John Willard Raught signature

by Dr. Lori Verderame

Born in Dunmore, Pennsylvania, the artist John Willard Raught is closely affiliated with the area artists in and around Scranton/Dunmore, Pennsylvania. He is best known for his landscape compositions featuring rivers, river towns, farms and genre scenes from northeastern Pennsylvania.

From an early age, Raught showed an interest in art and a love for nature spending many days drawing and painting in the hills of Moosic, Moscow, and the nearby Pocono Mountains.
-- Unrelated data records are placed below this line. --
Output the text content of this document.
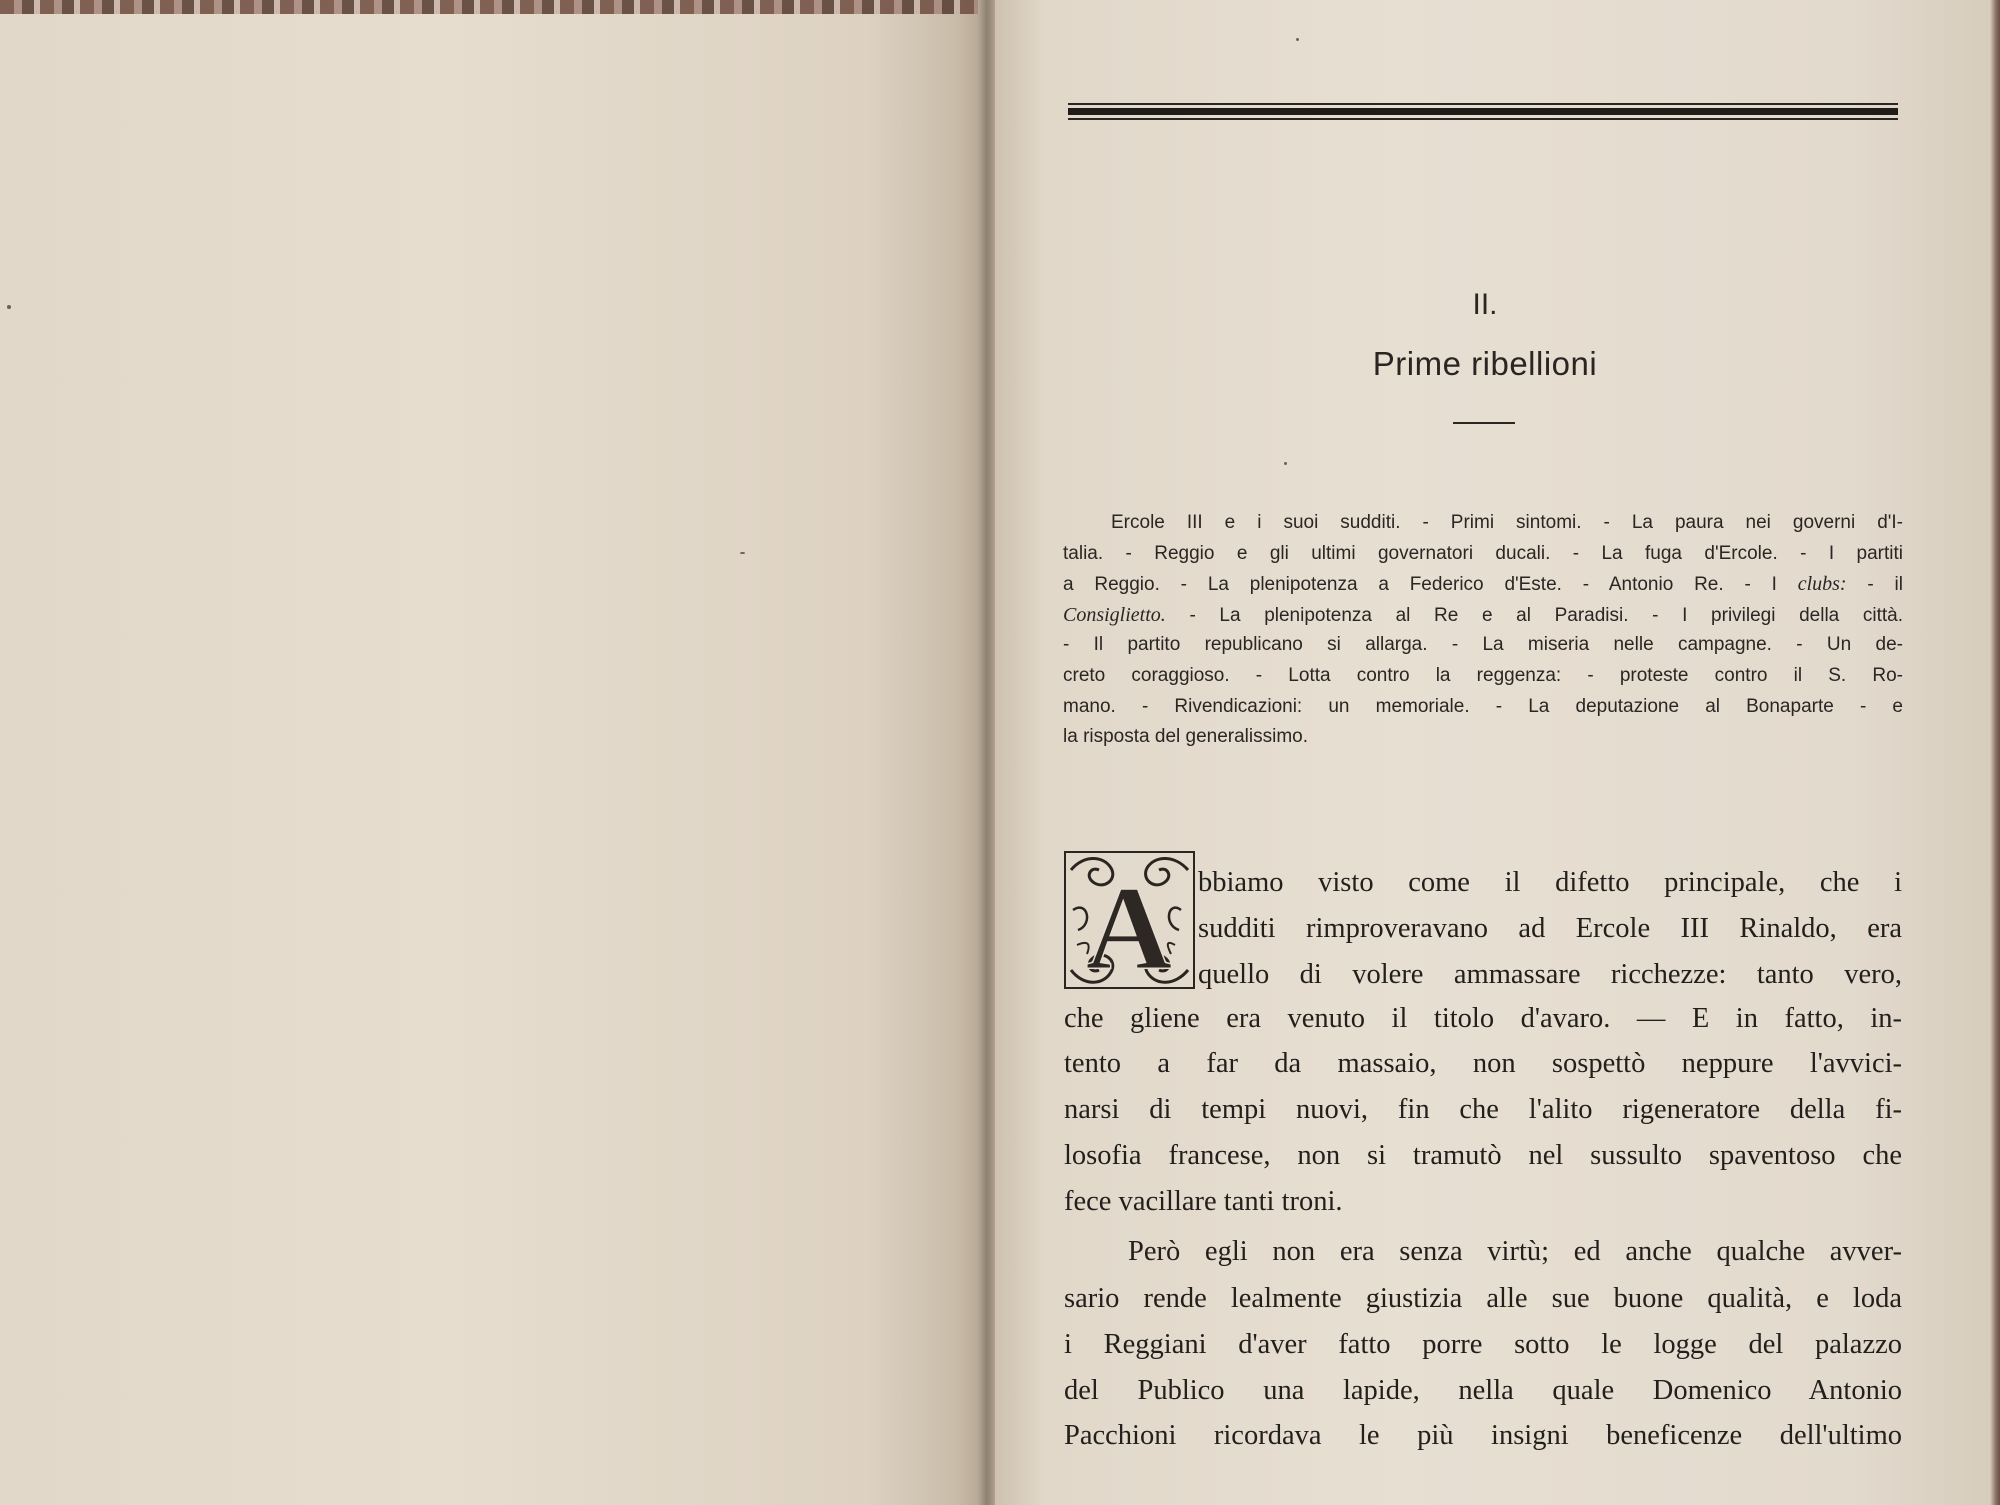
II.
Prime ribellioni
Ercole III e i suoi sudditi. - Primi sintomi. - La paura nei governi d'I-
talia. - Reggio e gli ultimi governatori ducali. - La fuga d'Ercole. - I partiti
a Reggio. - La plenipotenza a Federico d'Este. - Antonio Re. - I clubs: - il
Consiglietto. - La plenipotenza al Re e al Paradisi. - I privilegi della città.
- Il partito republicano si allarga. - La miseria nelle campagne. - Un de-
creto coraggioso. - Lotta contro la reggenza: - proteste contro il S. Ro-
mano. - Rivendicazioni: un memoriale. - La deputazione al Bonaparte - e
la risposta del generalissimo.
A bbiamo visto come il difetto principale, che i
sudditi rimproveravano ad Ercole III Rinaldo, era
quello di volere ammassare ricchezze: tanto vero,
che gliene era venuto il titolo d'avaro. — E in fatto, in-
tento a far da massaio, non sospettò neppure l'avvici-
narsi di tempi nuovi, fin che l'alito rigeneratore della fi-
losofia francese, non si tramutò nel sussulto spaventoso che
fece vacillare tanti troni.
Però egli non era senza virtù; ed anche qualche avver-
sario rende lealmente giustizia alle sue buone qualità, e loda
i Reggiani d'aver fatto porre sotto le logge del palazzo
del Publico una lapide, nella quale Domenico Antonio
Pacchioni ricordava le più insigni beneficenze dell'ultimo
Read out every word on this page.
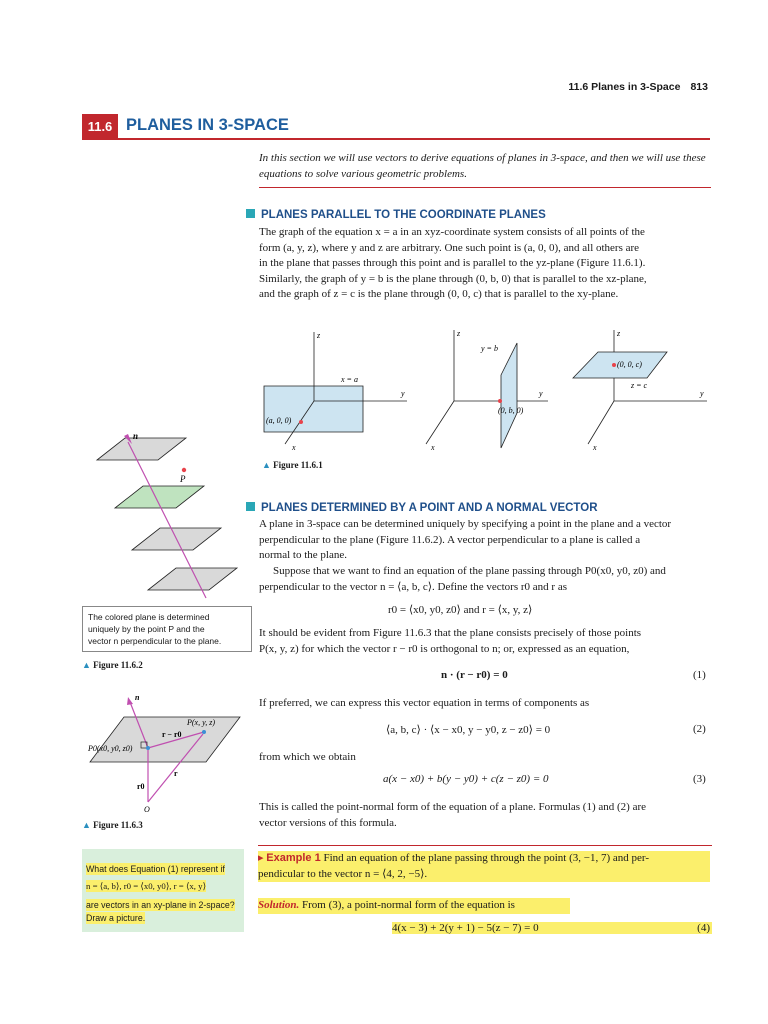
11.6 Planes in 3-Space 813
11.6 PLANES IN 3-SPACE
In this section we will use vectors to derive equations of planes in 3-space, and then we will use these equations to solve various geometric problems.
PLANES PARALLEL TO THE COORDINATE PLANES
The graph of the equation x = a in an xyz-coordinate system consists of all points of the
form (a, y, z), where y and z are arbitrary. One such point is (a, 0, 0), and all others are
in the plane that passes through this point and is parallel to the yz-plane (Figure 11.6.1).
Similarly, the graph of y = b is the plane through (0, b, 0) that is parallel to the xz-plane,
and the graph of z = c is the plane through (0, 0, c) that is parallel to the xy-plane.
z
y
x
x = a
(a, 0, 0)
z
y
x
y = b
(0, b, 0)
z
y
x
(0, 0, c)
z = c
▲ Figure 11.6.1
n
P
The colored plane is determined
uniquely by the point P and the
vector n perpendicular to the plane.
▲ Figure 11.6.2
n
P(x, y, z)
P0(x0, y0, z0)
r − r0
r
r0
O
▲ Figure 11.6.3
PLANES DETERMINED BY A POINT AND A NORMAL VECTOR
A plane in 3-space can be determined uniquely by specifying a point in the plane and a vector
perpendicular to the plane (Figure 11.6.2). A vector perpendicular to a plane is called a
normal to the plane.
Suppose that we want to find an equation of the plane passing through P0(x0, y0, z0) and
perpendicular to the vector n = ⟨a, b, c⟩. Define the vectors r0 and r as
r0 = ⟨x0, y0, z0⟩ and r = ⟨x, y, z⟩
It should be evident from Figure 11.6.3 that the plane consists precisely of those points
P(x, y, z) for which the vector r − r0 is orthogonal to n; or, expressed as an equation,
n · (r − r0) = 0	(1)
If preferred, we can express this vector equation in terms of components as
⟨a, b, c⟩ · ⟨x − x0, y − y0, z − z0⟩ = 0	(2)
from which we obtain
a(x − x0) + b(y − y0) + c(z − z0) = 0	(3)
This is called the point-normal form of the equation of a plane. Formulas (1) and (2) are
vector versions of this formula.
▸ Example 1 Find an equation of the plane passing through the point (3, −1, 7) and per-
pendicular to the vector n = ⟨4, 2, −5⟩.
Solution. From (3), a point-normal form of the equation is
4(x − 3) + 2(y + 1) − 5(z − 7) = 0	(4)
What does Equation (1) represent if
n = ⟨a, b⟩, r0 = ⟨x0, y0⟩, r = ⟨x, y⟩
are vectors in an xy-plane in 2-space?
Draw a picture.
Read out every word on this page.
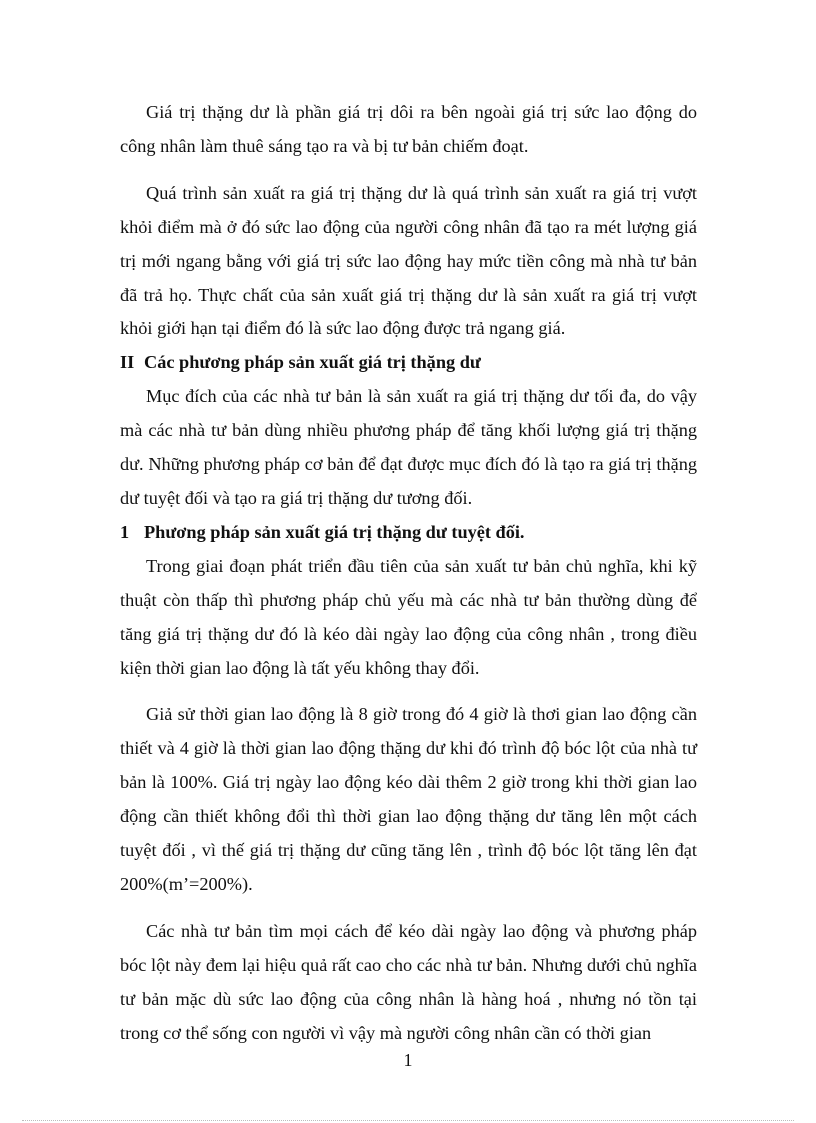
Giá trị thặng dư là phần giá trị dôi ra bên ngoài giá trị sức lao động do công nhân làm thuê sáng tạo ra và bị tư bản chiếm đoạt.

Quá trình sản xuất ra giá trị thặng dư là quá trình sản xuất ra giá trị vượt khỏi điểm mà ở đó sức lao động của người công nhân đã tạo ra mét lượng giá trị mới ngang bằng với giá trị sức lao động hay mức tiền công mà nhà tư bản đã trả họ. Thực chất của sản xuất giá trị thặng dư là sản xuất ra giá trị vượt khỏi giới hạn tại điểm đó là sức lao động được trả ngang giá.

II Các phương pháp sản xuất giá trị thặng dư

Mục đích của các nhà tư bản là sản xuất ra giá trị thặng dư tối đa, do vậy mà các nhà tư bản dùng nhiều phương pháp để tăng khối lượng giá trị thặng dư. Những phương pháp cơ bản để đạt được mục đích đó là tạo ra giá trị thặng dư tuyệt đối và tạo ra giá trị thặng dư tương đối.

1 Phương pháp sản xuất giá trị thặng dư tuyệt đối.

Trong giai đoạn phát triển đầu tiên của sản xuất tư bản chủ nghĩa, khi kỹ thuật còn thấp thì phương pháp chủ yếu mà các nhà tư bản thường dùng để tăng giá trị thặng dư đó là kéo dài ngày lao động của công nhân , trong điều kiện thời gian lao động là tất yếu không thay đổi.

Giả sử thời gian lao động là 8 giờ trong đó 4 giờ là thơi gian lao động cần thiết và 4 giờ là thời gian lao động thặng dư khi đó trình độ bóc lột của nhà tư bản là 100%. Giá trị ngày lao động kéo dài thêm 2 giờ trong khi thời gian lao động cần thiết không đổi thì thời gian lao động thặng dư tăng lên một cách tuyệt đối , vì thế giá trị thặng dư cũng tăng lên , trình độ bóc lột tăng lên đạt 200%(m’=200%).

Các nhà tư bản tìm mọi cách để kéo dài ngày lao động và phương pháp bóc lột này đem lại hiệu quả rất cao cho các nhà tư bản. Nhưng dưới chủ nghĩa tư bản mặc dù sức lao động của công nhân là hàng hoá , nhưng nó tồn tại trong cơ thể sống con người vì vậy mà người công nhân cần có thời gian

1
He was employed in 1872 as a telegraph operator for the Pennsylvania Coal Company’s gravity railroad in Dunmore, PA. He saved his money to take art lessons and by 1880, Raught enrolled at the National Academy of Design in New York City. He studied at the National Academy for four years.

Studied Impressionism

In the spring of 1885, he left for Paris to study at the Academie Julian. Primarily a landscape painter, Raught studied at the National Academy of Design, and in Paris with Lefebvre and Boulanger from 1886 to 1887. He traveled to Normandy, Brittany, Rouen, and Giverny, Monet’s home. Raught traveled to Pont-Aven where the famed post-impressionist, Paul Gauguin painted. Impressionism effected Raught’s landscapes yet he was more interested in the work of the Barbizon school, a group of painters dedicated to capturing nature directly onto canvas. The Barbizon school, named for the forest of Fontainebleau where they worked and painted, was a group of painters active in the mid 1800s that included Millet, Daubigny, Corot, and Rousseau. Their artwork combined melancholy Romanticism with the direct observation of nature, referred to as “plein-aire” painting because the artist worked directly from nature rather than painting subjects from memory in the studio.

Raught signature

Raught returned to the United States in the 1890s and established studios in New York City and in his native Scranton, Pennsylvania. He also painted along the east coast to northern Maine. He was dedicated to subject matter that addressed the Industrial Revolution and its imagery of the coal regions of northeastern Pennsylvania.

Raught exhibited his paintings at the Pennsylvania Academy of the Fine Arts in Philadelphia from circa late 1880s-1910; Paris Salon in 1889; and the Brooklyn Art Association, the Boston Art Club, and the Art Institute of Chicago. The majority of Raught’s career artwork was produced in Northeastern Pennsylvania and New York City.